I feel the need to add a disclaimer. By placing so great an emphasis on our need to reflect and to listen, I am in no way encouraging us to disregard the minds that the Lord has given us. He is actually extremely concerned to develop our powers of understanding. Nevertheless, in our overly rationalistic age, it is important to pray that the Spirit should inform our mind, rather than to allow our mind to quench and hinder our faith.

For Reflection

I came across a lovely epitaph the other day. It began, ‘Remember with Joy.’ It is strengthening to remember godly people, as well as those wonderful moments when we have experienced the powers of the age to come breaking through. Bernard of Clairvaux speaks of ‘a perfume compounded of the remembered benefits of God’.

Rather than taking God’s blessings for granted, let the fragrance of all that Christ has done for you come to mind. Spend some time first recalling, and then writing down, ways by which the Lord has helped and provided for you over the years.

Think back not only to major crises, when God has intervened to open or shut doors on your behalf, but also to the smaller steering touches which have made such a difference in your life. Let a goodly number of such examples come to mind and then use these recollections of how good God has been to you as a springboard of faith from which to face the future.


To help us cultivate a life of reflection, and to become more sensitive to the whispers that flow from God’s heart, it is good to consider the day’s events in the Lord’s presence.

Have I really sought You this day, Lord?
Have I withstood temptation?
Have I been concerned for the well-being of those I came into contact with?
Have I anything to repent of in the words I have uttered, the thoughts I have entertained, and the things I have done?
Have I missed any nudges or burdens that You have sent my way?
Train me in the ways of reflection,
that Your Spirit can flow more freely through me.
In Jesus’ name, Amen.

Gems and Treasures

We Christians must simplify our lives or lose untold treasures on earth and in eternity.

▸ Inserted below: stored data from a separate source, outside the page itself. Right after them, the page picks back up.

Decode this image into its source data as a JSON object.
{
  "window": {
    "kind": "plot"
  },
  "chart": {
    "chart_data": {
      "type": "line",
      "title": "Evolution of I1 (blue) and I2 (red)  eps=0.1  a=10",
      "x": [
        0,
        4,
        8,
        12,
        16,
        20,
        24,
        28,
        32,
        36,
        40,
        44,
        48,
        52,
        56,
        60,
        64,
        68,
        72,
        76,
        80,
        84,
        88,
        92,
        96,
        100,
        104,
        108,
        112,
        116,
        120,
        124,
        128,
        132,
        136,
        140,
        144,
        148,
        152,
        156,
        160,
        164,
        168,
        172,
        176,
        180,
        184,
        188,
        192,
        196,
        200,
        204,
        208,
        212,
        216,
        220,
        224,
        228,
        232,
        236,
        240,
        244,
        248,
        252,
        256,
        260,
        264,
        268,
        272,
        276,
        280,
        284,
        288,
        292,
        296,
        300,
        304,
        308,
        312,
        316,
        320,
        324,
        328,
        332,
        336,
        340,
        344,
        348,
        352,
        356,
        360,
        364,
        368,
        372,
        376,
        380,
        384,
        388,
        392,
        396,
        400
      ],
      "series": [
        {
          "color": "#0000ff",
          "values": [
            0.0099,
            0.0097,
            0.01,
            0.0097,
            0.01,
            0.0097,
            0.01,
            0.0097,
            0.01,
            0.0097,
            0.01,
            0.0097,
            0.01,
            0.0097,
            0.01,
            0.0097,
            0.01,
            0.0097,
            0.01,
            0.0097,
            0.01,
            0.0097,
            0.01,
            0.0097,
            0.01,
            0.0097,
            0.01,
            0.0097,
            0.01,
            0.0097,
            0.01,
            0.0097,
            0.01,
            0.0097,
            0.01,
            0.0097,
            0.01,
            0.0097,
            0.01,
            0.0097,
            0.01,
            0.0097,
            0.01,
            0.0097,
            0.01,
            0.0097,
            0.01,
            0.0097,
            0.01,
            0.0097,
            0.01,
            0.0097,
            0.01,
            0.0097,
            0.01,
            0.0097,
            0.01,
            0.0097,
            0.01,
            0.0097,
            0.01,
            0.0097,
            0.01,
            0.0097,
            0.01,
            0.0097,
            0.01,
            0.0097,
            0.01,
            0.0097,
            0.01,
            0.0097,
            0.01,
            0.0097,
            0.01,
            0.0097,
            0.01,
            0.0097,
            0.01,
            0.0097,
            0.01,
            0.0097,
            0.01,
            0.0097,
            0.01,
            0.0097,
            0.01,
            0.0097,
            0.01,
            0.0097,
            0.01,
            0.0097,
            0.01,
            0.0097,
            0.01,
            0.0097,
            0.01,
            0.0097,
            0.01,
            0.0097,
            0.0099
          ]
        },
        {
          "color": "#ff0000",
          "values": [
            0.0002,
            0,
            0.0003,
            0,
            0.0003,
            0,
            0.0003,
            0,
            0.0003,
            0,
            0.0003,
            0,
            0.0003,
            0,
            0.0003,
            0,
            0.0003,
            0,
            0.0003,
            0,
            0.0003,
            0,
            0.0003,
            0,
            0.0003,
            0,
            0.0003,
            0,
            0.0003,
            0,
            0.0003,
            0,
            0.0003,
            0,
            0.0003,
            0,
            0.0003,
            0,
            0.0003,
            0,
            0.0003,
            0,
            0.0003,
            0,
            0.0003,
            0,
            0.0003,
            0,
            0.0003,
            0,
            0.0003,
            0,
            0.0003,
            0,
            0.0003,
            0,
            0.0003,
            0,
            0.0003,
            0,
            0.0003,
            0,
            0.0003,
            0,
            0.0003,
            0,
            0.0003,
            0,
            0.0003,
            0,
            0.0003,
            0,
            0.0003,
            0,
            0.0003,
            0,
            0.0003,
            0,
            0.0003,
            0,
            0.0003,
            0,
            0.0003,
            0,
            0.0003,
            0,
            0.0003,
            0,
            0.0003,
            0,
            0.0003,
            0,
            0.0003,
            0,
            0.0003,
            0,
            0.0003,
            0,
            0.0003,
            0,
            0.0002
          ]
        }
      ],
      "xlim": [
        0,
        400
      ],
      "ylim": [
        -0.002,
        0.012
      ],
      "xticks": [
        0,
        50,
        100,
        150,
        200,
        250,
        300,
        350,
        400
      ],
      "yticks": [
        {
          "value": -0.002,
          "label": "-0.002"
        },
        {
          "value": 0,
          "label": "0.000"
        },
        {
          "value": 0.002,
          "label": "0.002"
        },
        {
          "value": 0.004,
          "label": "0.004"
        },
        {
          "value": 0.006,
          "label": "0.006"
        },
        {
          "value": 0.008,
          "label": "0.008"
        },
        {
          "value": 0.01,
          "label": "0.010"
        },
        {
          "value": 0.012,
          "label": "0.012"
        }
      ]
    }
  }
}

Modern civilization is so complex as to make the devotional life all but impossible. The need for solitude and quietness was never greater than it is today.
(A. W. Tozer)
We sometimes fear to bring our troubles to God, because they must seem small to Him who sits on the circle of the earth. But if they are large enough to vex and endanger our welfare, they are large enough to touch His heart of love. For love does not measure by a merchant’s scales, nor with a surveyor’s chain. It has a delicacy unknown in any handling of material substance.
(R. A. Torrey)

Lift up your heart to Him,
sometimes even at your meals,
and when you are in company;
the least little remembrance will always be acceptable to Him.
You need not cry very loud;
He is nearer to us than we are aware of . . .
We ought not to be weary of doing little things for the love of God,
who regards not the greatness of the work,
but the love with which it is performed.
(Brother Lawrence)


1. Translated in English either as The Remembrance of Times Past or In Search of Times Past.
2. Perhaps authors return so often to the comfortingly familiar world of their childhood, because their sensory perceptions were stronger then, and life was an adventure to be lived rather than an obstacle course to negotiate.
3. Richard Foster, The Freedom of Simplicity (Triangle).
4. Dr Pierson, George Mueller (Now out of print).
5. Jennifer Rees Larcombe writes helpfully on this subject in Keeping a Spiritual Journal (Hodder and Stoughton).
6. The celebrated fell walker, Wainwright, suggested that the only advice to give a novice who gets lost in the mist on this particular mountain, is to kneel down and pray for safe deliverance! He also wrote, ‘For a man who is trying to get a persistent worry out of his mind, the top of Haystacks is a wonderful cure.’
7. The Lord had to work hard to convince Peter, against all his instincts, that it was really His will for him to preach the gospel to Gentiles (Acts 10:9-28,34-36). See also my chapters on listening to the Lord in Ravens and the Prophet and Living for the Lord.
8. 2 Kings 6:8-12; 5:20-27. It is interesting to notice how often the words ‘Elisha’ and ‘king’ appear in the same verse. In other words, we are to share the insights the Lord gives us appropriately.